Some of the differences between 5.python2 and Python3

1) default use in Python2 in Ascii,python3 utf-8

2) Python2, STR is the encoded result bytes,str=bytes, so s can only decode.

3) The string in Python3 and the U ' string ' in Python2 are Unicode and can only be encode, so printing is not garbled anyway, because it can be understood to print from memory to memory, memory---memory, Unicode->unicode

4) Python3, STR is Unicode, when the program executes, without adding u,str will also be in Unicode form to save the new memory space, STR can be directly encode into any encoding format, S.encode (' Utf-8 '), S.encode (' GBK ')

#unicode (str)-----encode---->utf-8 (bytes) #utf -8 (bytes)-----decode---->unicode

5) The Windows Terminal encoding for Gbk,linux is UTF-8.

"Python3 character encoding"

Contact Us

The content source of this page is from Internet, which doesn't represent Alibaba Cloud's opinion; products and services mentioned on that page don't have any relationship with Alibaba Cloud. If the content of the page makes you feel confusing, please write us an email, we will handle the problem within 5 days after receiving your email.

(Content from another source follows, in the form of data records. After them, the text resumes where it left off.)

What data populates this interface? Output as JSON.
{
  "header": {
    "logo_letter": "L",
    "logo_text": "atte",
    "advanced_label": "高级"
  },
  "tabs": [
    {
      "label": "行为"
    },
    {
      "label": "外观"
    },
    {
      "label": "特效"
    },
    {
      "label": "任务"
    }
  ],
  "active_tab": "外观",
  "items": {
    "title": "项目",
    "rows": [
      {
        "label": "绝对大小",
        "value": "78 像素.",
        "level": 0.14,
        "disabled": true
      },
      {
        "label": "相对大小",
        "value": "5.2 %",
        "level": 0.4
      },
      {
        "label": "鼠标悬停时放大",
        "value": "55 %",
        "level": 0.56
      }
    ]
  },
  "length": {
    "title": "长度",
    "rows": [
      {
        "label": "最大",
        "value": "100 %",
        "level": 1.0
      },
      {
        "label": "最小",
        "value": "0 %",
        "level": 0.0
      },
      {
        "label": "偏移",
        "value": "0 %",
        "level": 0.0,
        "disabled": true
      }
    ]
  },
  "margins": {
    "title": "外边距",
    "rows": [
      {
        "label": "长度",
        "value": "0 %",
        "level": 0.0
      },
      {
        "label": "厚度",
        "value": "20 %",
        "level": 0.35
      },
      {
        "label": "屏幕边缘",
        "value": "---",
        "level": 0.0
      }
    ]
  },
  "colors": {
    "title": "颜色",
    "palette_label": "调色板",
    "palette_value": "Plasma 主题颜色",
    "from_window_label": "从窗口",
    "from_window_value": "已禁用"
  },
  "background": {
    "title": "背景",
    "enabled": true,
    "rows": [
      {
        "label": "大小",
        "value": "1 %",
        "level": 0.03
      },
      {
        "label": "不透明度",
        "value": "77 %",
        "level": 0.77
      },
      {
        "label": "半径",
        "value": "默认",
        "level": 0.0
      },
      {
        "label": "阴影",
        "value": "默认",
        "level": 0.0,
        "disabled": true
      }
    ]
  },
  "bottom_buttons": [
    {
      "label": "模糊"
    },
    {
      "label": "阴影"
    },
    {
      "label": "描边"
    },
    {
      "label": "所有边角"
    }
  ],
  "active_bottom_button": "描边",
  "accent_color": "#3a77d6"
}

If you find any instances of plagiarism from the community, please send an email to: info-contact@alibabacloud.com and provide relevant evidence. A staff member will contact you within 5 working days.

A Free Trial That Lets You Build Big!

Start building with 50+ products and up to 12 months usage for Elastic Compute Service

  • Sales Support

    1 on 1 presale consultation

  • After-Sales Support

    24/7 Technical Support 6 Free Tickets per Quarter Faster Response

  • Alibaba Cloud offers highly flexible support services tailored to meet your exact needs.